In a response to Catlady on Aug 9th (Lauri's Lounge), I talked about the cytokines and how they can affect the brain and how they may be a reason for memory loss with Lupus.
Memory loss with lupus is not uncommon, but research is still being done to determine the cause.
I, personally, have really stopped participating in many conversations. There was a time when I was proud of the fact that I could carry on an intelligent discourse with anyone about anything. Now, I find that I am in a brain fog most of the time and I just don't even try any longer. It is sad and I worry that people will think that I'm an idiot, but it is just the way things are for me now :cry: I have to read and then re-read everything and then make notes to ensure that I remember!
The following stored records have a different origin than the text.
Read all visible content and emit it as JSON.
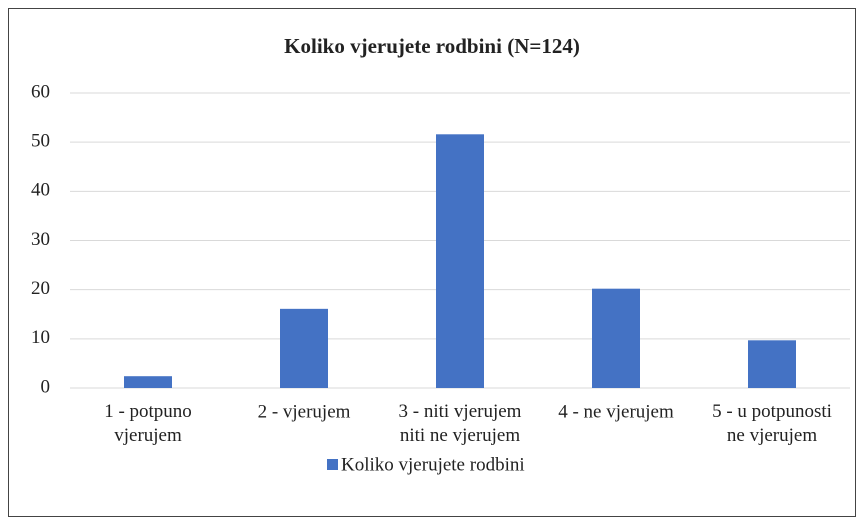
{
  "chart_data": {
    "type": "bar",
    "title": "Koliko vjerujete rodbini (N=124)",
    "categories": [
      "1 - potpuno\nvjerujem",
      "2 - vjerujem",
      "3 - niti vjerujem\nniti ne vjerujem",
      "4 - ne vjerujem",
      "5 - u potpunosti\nne vjerujem"
    ],
    "series": [
      {
        "name": "Koliko vjerujete rodbini",
        "color": "#4472c4",
        "values": [
          2.4,
          16.1,
          51.6,
          20.2,
          9.7
        ]
      }
    ],
    "ylim": [
      0,
      60
    ],
    "yticks": [
      0,
      10,
      20,
      30,
      40,
      50,
      60
    ],
    "grid": true,
    "legend": "bottom"
  }
}
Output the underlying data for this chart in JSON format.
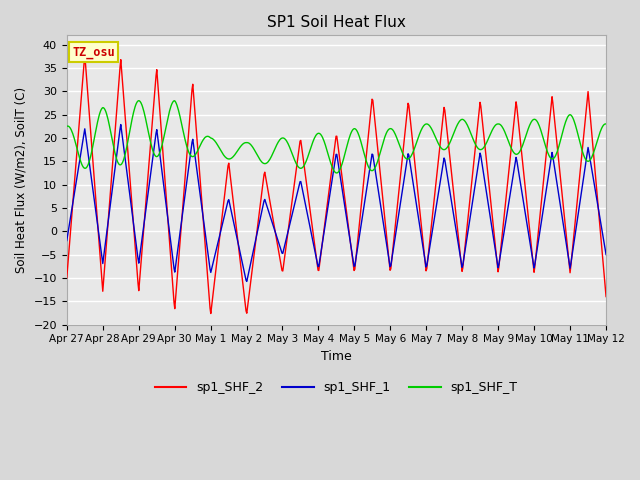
{
  "title": "SP1 Soil Heat Flux",
  "xlabel": "Time",
  "ylabel": "Soil Heat Flux (W/m2), SoilT (C)",
  "ylim": [
    -20,
    42
  ],
  "background_color": "#d8d8d8",
  "plot_bg_color": "#e8e8e8",
  "grid_color": "white",
  "line_colors": {
    "sp1_SHF_2": "#ff0000",
    "sp1_SHF_1": "#0000cc",
    "sp1_SHF_T": "#00cc00"
  },
  "legend_labels": [
    "sp1_SHF_2",
    "sp1_SHF_1",
    "sp1_SHF_T"
  ],
  "tz_label": "TZ_osu",
  "xtick_labels": [
    "Apr 27",
    "Apr 28",
    "Apr 29",
    "Apr 30",
    "May 1",
    "May 2",
    "May 3",
    "May 4",
    "May 5",
    "May 6",
    "May 7",
    "May 8",
    "May 9",
    "May 10",
    "May 11",
    "May 12"
  ],
  "xtick_positions": [
    0,
    1,
    2,
    3,
    4,
    5,
    6,
    7,
    8,
    9,
    10,
    11,
    12,
    13,
    14,
    15
  ],
  "ytick_labels": [
    -20,
    -15,
    -10,
    -5,
    0,
    5,
    10,
    15,
    20,
    25,
    30,
    35,
    40
  ],
  "figsize": [
    6.4,
    4.8
  ],
  "dpi": 100
}
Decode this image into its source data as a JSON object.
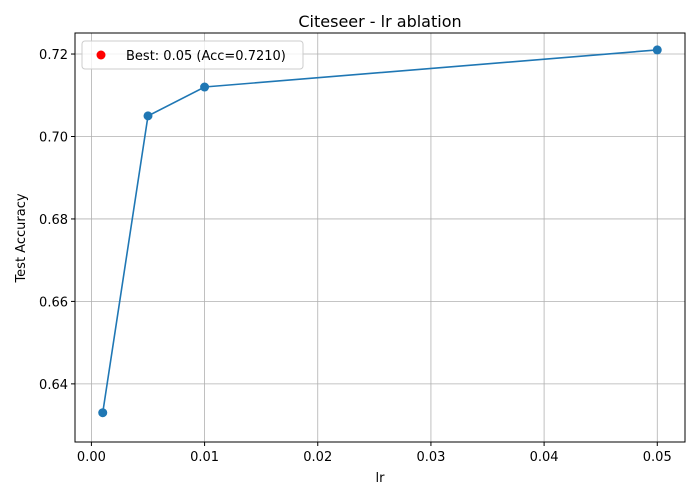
{
  "chart_data": {
    "type": "line",
    "title": "Citeseer - lr ablation",
    "xlabel": "lr",
    "ylabel": "Test Accuracy",
    "xlim": [
      -0.00145,
      0.05245
    ],
    "ylim": [
      0.6259,
      0.7251
    ],
    "xticks": [
      0.0,
      0.01,
      0.02,
      0.03,
      0.04,
      0.05
    ],
    "xtick_labels": [
      "0.00",
      "0.01",
      "0.02",
      "0.03",
      "0.04",
      "0.05"
    ],
    "yticks": [
      0.64,
      0.66,
      0.68,
      0.7,
      0.72
    ],
    "ytick_labels": [
      "0.64",
      "0.66",
      "0.68",
      "0.70",
      "0.72"
    ],
    "grid": true,
    "legend_position": "top-left",
    "series": [
      {
        "color": "#1f77b4",
        "x": [
          0.001,
          0.005,
          0.01,
          0.05
        ],
        "y": [
          0.633,
          0.705,
          0.712,
          0.721
        ]
      }
    ],
    "highlight": {
      "name": "Best: 0.05 (Acc=0.7210)",
      "color": "#ff0000",
      "x": 0.05,
      "y": 0.721
    }
  }
}
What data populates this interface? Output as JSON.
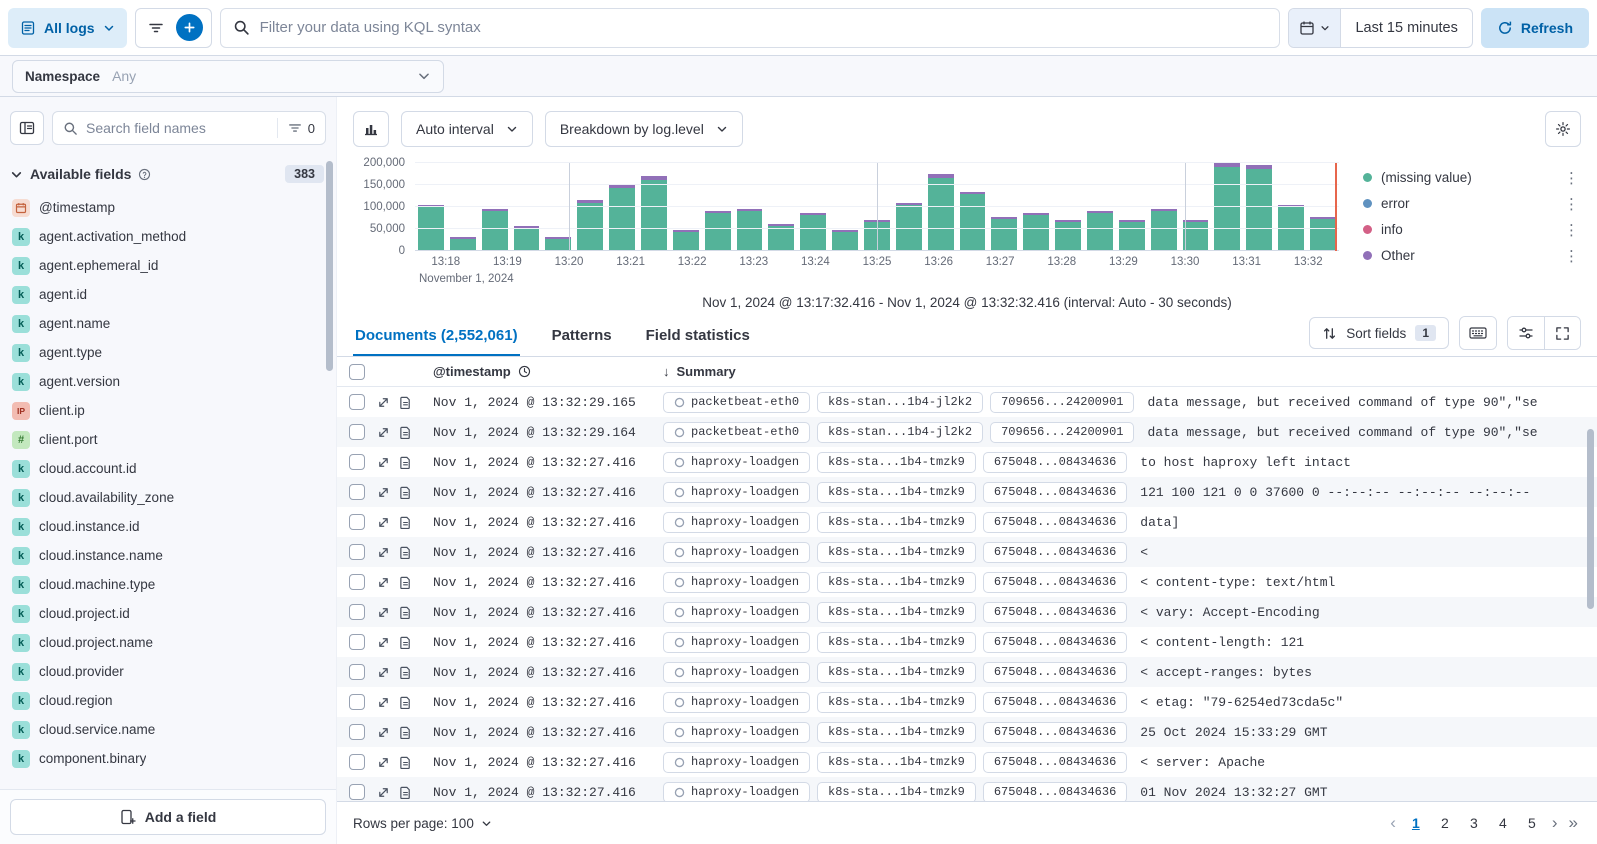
{
  "topbar": {
    "logs_menu_label": "All logs",
    "kql_placeholder": "Filter your data using KQL syntax",
    "time_range_label": "Last 15 minutes",
    "refresh_label": "Refresh"
  },
  "namespace_bar": {
    "label": "Namespace",
    "value": "Any"
  },
  "sidebar": {
    "search_placeholder": "Search field names",
    "search_filter_count": "0",
    "available_fields_label": "Available fields",
    "available_fields_count": "383",
    "add_field_label": "Add a field",
    "fields": [
      {
        "name": "@timestamp",
        "type": "date"
      },
      {
        "name": "agent.activation_method",
        "type": "keyword"
      },
      {
        "name": "agent.ephemeral_id",
        "type": "keyword"
      },
      {
        "name": "agent.id",
        "type": "keyword"
      },
      {
        "name": "agent.name",
        "type": "keyword"
      },
      {
        "name": "agent.type",
        "type": "keyword"
      },
      {
        "name": "agent.version",
        "type": "keyword"
      },
      {
        "name": "client.ip",
        "type": "ip"
      },
      {
        "name": "client.port",
        "type": "number"
      },
      {
        "name": "cloud.account.id",
        "type": "keyword"
      },
      {
        "name": "cloud.availability_zone",
        "type": "keyword"
      },
      {
        "name": "cloud.instance.id",
        "type": "keyword"
      },
      {
        "name": "cloud.instance.name",
        "type": "keyword"
      },
      {
        "name": "cloud.machine.type",
        "type": "keyword"
      },
      {
        "name": "cloud.project.id",
        "type": "keyword"
      },
      {
        "name": "cloud.project.name",
        "type": "keyword"
      },
      {
        "name": "cloud.provider",
        "type": "keyword"
      },
      {
        "name": "cloud.region",
        "type": "keyword"
      },
      {
        "name": "cloud.service.name",
        "type": "keyword"
      },
      {
        "name": "component.binary",
        "type": "keyword"
      }
    ]
  },
  "histogram": {
    "interval_button": "Auto interval",
    "breakdown_button": "Breakdown by log.level",
    "caption": "Nov 1, 2024 @ 13:17:32.416 - Nov 1, 2024 @ 13:32:32.416 (interval: Auto - 30 seconds)"
  },
  "chart_data": {
    "type": "bar",
    "stacked": true,
    "title": "",
    "xlabel": "November 1, 2024",
    "ylabel": "",
    "ylim": [
      0,
      200000
    ],
    "y_tick_labels": [
      "0",
      "50,000",
      "100,000",
      "150,000",
      "200,000"
    ],
    "x_tick_labels": [
      "13:18",
      "13:19",
      "13:20",
      "13:21",
      "13:22",
      "13:23",
      "13:24",
      "13:25",
      "13:26",
      "13:27",
      "13:28",
      "13:29",
      "13:30",
      "13:31",
      "13:32"
    ],
    "legend_position": "right",
    "series": [
      {
        "name": "(missing value)",
        "color": "#54B399",
        "values": [
          100000,
          28000,
          91000,
          52000,
          28000,
          110000,
          143000,
          162000,
          43000,
          86000,
          91000,
          57000,
          81000,
          43000,
          67000,
          105000,
          167000,
          129000,
          72000,
          81000,
          67000,
          86000,
          67000,
          91000,
          67000,
          191000,
          186000,
          100000,
          72000
        ]
      },
      {
        "name": "Other",
        "color": "#9170B8",
        "values": [
          5000,
          2000,
          4000,
          3000,
          2000,
          5000,
          7000,
          8000,
          2000,
          4000,
          4000,
          3000,
          4000,
          2000,
          3000,
          5000,
          8000,
          6000,
          3000,
          4000,
          3000,
          4000,
          3000,
          4000,
          3000,
          9000,
          9000,
          5000,
          3000
        ]
      }
    ],
    "legend": [
      {
        "label": "(missing value)",
        "color": "#54B399"
      },
      {
        "label": "error",
        "color": "#6092C0"
      },
      {
        "label": "info",
        "color": "#D36086"
      },
      {
        "label": "Other",
        "color": "#9170B8"
      }
    ],
    "vline_pcts": [
      16.7,
      50,
      83.3
    ],
    "now_line_pct": 99.6
  },
  "tabs": {
    "documents_label": "Documents (2,552,061)",
    "patterns_label": "Patterns",
    "field_statistics_label": "Field statistics",
    "sort_fields_label": "Sort fields",
    "sort_fields_count": "1"
  },
  "grid": {
    "timestamp_header": "@timestamp",
    "summary_header": "Summary",
    "rows": [
      {
        "timestamp": "Nov 1, 2024 @ 13:32:29.165",
        "service": "packetbeat-eth0",
        "pod": "k8s-stan...1b4-jl2k2",
        "trace": "709656...24200901",
        "message": "data message, but received command of type 90\",\"se"
      },
      {
        "timestamp": "Nov 1, 2024 @ 13:32:29.164",
        "service": "packetbeat-eth0",
        "pod": "k8s-stan...1b4-jl2k2",
        "trace": "709656...24200901",
        "message": "data message, but received command of type 90\",\"se"
      },
      {
        "timestamp": "Nov 1, 2024 @ 13:32:27.416",
        "service": "haproxy-loadgen",
        "pod": "k8s-sta...1b4-tmzk9",
        "trace": "675048...08434636",
        "message": "to host haproxy left intact"
      },
      {
        "timestamp": "Nov 1, 2024 @ 13:32:27.416",
        "service": "haproxy-loadgen",
        "pod": "k8s-sta...1b4-tmzk9",
        "trace": "675048...08434636",
        "message": "121 100 121 0 0 37600 0 --:--:-- --:--:-- --:--:--"
      },
      {
        "timestamp": "Nov 1, 2024 @ 13:32:27.416",
        "service": "haproxy-loadgen",
        "pod": "k8s-sta...1b4-tmzk9",
        "trace": "675048...08434636",
        "message": "data]"
      },
      {
        "timestamp": "Nov 1, 2024 @ 13:32:27.416",
        "service": "haproxy-loadgen",
        "pod": "k8s-sta...1b4-tmzk9",
        "trace": "675048...08434636",
        "message": "<"
      },
      {
        "timestamp": "Nov 1, 2024 @ 13:32:27.416",
        "service": "haproxy-loadgen",
        "pod": "k8s-sta...1b4-tmzk9",
        "trace": "675048...08434636",
        "message": "< content-type: text/html"
      },
      {
        "timestamp": "Nov 1, 2024 @ 13:32:27.416",
        "service": "haproxy-loadgen",
        "pod": "k8s-sta...1b4-tmzk9",
        "trace": "675048...08434636",
        "message": "< vary: Accept-Encoding"
      },
      {
        "timestamp": "Nov 1, 2024 @ 13:32:27.416",
        "service": "haproxy-loadgen",
        "pod": "k8s-sta...1b4-tmzk9",
        "trace": "675048...08434636",
        "message": "< content-length: 121"
      },
      {
        "timestamp": "Nov 1, 2024 @ 13:32:27.416",
        "service": "haproxy-loadgen",
        "pod": "k8s-sta...1b4-tmzk9",
        "trace": "675048...08434636",
        "message": "< accept-ranges: bytes"
      },
      {
        "timestamp": "Nov 1, 2024 @ 13:32:27.416",
        "service": "haproxy-loadgen",
        "pod": "k8s-sta...1b4-tmzk9",
        "trace": "675048...08434636",
        "message": "< etag: \"79-6254ed73cda5c\""
      },
      {
        "timestamp": "Nov 1, 2024 @ 13:32:27.416",
        "service": "haproxy-loadgen",
        "pod": "k8s-sta...1b4-tmzk9",
        "trace": "675048...08434636",
        "message": "25 Oct 2024 15:33:29 GMT"
      },
      {
        "timestamp": "Nov 1, 2024 @ 13:32:27.416",
        "service": "haproxy-loadgen",
        "pod": "k8s-sta...1b4-tmzk9",
        "trace": "675048...08434636",
        "message": "< server: Apache"
      },
      {
        "timestamp": "Nov 1, 2024 @ 13:32:27.416",
        "service": "haproxy-loadgen",
        "pod": "k8s-sta...1b4-tmzk9",
        "trace": "675048...08434636",
        "message": "01 Nov 2024 13:32:27 GMT"
      }
    ]
  },
  "footer": {
    "rows_per_page_label": "Rows per page: 100",
    "pages": [
      "1",
      "2",
      "3",
      "4",
      "5"
    ],
    "active_page": "1"
  }
}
I wish you all the best of luck, we all have so much to contend with but we never lose our faith and we have everlasting hope!!
Peace and Blessings
Thanks for that Saysusie, my SPECT scan was normal although my EEG showed circulatory changes consistant with APS. I feel its as if we have to prove ourselves all the time and being sero negative--I am on to a loser most of the time
08-20-2005, 01:13 PM
I also am on Cellcept, Prednisone, and Lisinopril for Lupus Nephritis
When I was on higher doses of Prednisone, I really felt a difference in my memory. In fact, I feel like that may have done some permanent damage to my long-term memory. I really have to be jogged on some things - other days I am surprised at the details of things I remember.
I feel like my brain fog is better now that on 5 mg of Prednisone daily, but have also reduced the Cellcept, so who knows who the culprit is.......but I definitely think medication affected it because of the difference I feel.
As for lightheadedness, I really think for me that has been linked to my anemia (which seems to be due to lupus). I am on ProCrit now, and rarely get lightheaded anymore, when my iron is just a bit higher (doesn't take much), although I"m more susceptible to dehydration I feel. I also got tingly arms when doing yoga, but don't get them as often when my anemia is better.